OK. Why does OS X bring the best Xojo experience?

No offense to the Windows and Linux versions, but when running Xojo on OS X, it’s like a dream. Running Xojo on OS X is quite probably the best experience ever :slight_smile: No lag, no sputtering, no slowness what so ever.

Thanks for making having a Mac worth it!
Can’t wait to upgrade my five year old Mac, though. (Waiting for PCIe storage for Mac Mini along with Iris graphics)

Perhaps (wait… while I put on my flame-retardant suit)… it is because (my opinion [shared by many] ) is that OSX is a superior operating system.

First time I ported an Xojo app from OSX to WIN7 I was flabbergasted at how many things I had to deal with special due to problems with Windows (flickering being the most annoying)

Uploading Maverick on my test laptop as we speak… Hoping the “Experience” has become even better :smiley:

[quote=41935:@Dave S]Perhaps (wait… while I put on my flame-retardant suit)… it is because (my opinion [shared by many] ) is that OSX is a superior operating system.

First time I ported an Xojo app from OSX to WIN7 I was flabbergasted at how many things I had to deal with special due to problems with Windows (flickering being the most annoying)

Uploading Maverick on my test laptop as we speak… Hoping the “Experience” has become even better :D[/quote]
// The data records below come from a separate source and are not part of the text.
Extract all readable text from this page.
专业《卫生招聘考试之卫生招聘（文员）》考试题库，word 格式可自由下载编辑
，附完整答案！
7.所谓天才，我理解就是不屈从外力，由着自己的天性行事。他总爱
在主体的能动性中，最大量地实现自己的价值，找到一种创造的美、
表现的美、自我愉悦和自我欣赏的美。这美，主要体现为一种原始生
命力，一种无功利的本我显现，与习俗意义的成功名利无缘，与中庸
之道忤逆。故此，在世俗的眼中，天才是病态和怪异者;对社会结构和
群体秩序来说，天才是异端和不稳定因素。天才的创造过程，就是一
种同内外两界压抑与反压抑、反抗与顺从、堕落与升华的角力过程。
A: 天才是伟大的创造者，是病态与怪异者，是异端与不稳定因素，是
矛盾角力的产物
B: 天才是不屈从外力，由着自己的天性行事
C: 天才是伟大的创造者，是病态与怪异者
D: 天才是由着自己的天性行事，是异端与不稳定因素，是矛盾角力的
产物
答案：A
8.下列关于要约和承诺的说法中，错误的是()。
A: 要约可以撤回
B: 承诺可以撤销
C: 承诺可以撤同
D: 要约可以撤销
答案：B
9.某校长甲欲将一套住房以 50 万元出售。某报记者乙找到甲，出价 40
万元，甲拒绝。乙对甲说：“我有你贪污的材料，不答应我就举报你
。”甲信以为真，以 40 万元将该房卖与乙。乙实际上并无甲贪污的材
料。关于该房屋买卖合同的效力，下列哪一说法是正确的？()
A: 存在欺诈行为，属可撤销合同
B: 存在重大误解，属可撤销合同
That’s it exactly. OS X is a (flame-suit ready) superior OS. Mavericks works awesomely with Xojo, though I do experience a wee bit of lag. However, I’m putting that up due to the fact that my system is approaching the half-decade mark. Mavericks on the other hand, performs so much better than Lion and Mountain Lion which performed badly on the same system.

Also excited about the iPad Air. 1 pound and thinner than a pencil? (Watch the ad Apple released today to see what I’m talking about.) the iPad Air is my dream iPad come true.

Wearing an Apple t-shirt, I think I would agree with the previous two comments, OS X is superior to Windows in many ways, such as double buffered graphics (automagically for you) and GPU accelerated displays.

For instance, tapping into some cool stuff underneath, I was able to update a Retina display on a 15" MacBook Pro at 200+ fps, thats pushing 5 megapixels to the screen each time… Not technically true as the OS limits screen updates at 60 fps by default, but you get the idea.

Apple’s Cocoa framework is huge and so powerful, compared to Windows.

However if we look at from a different angle.

Windows is the #1 used OS in the world, it doesn’t have to implement technologies to excite and motivate developers. Developers will want to build for it as it has the largest audience.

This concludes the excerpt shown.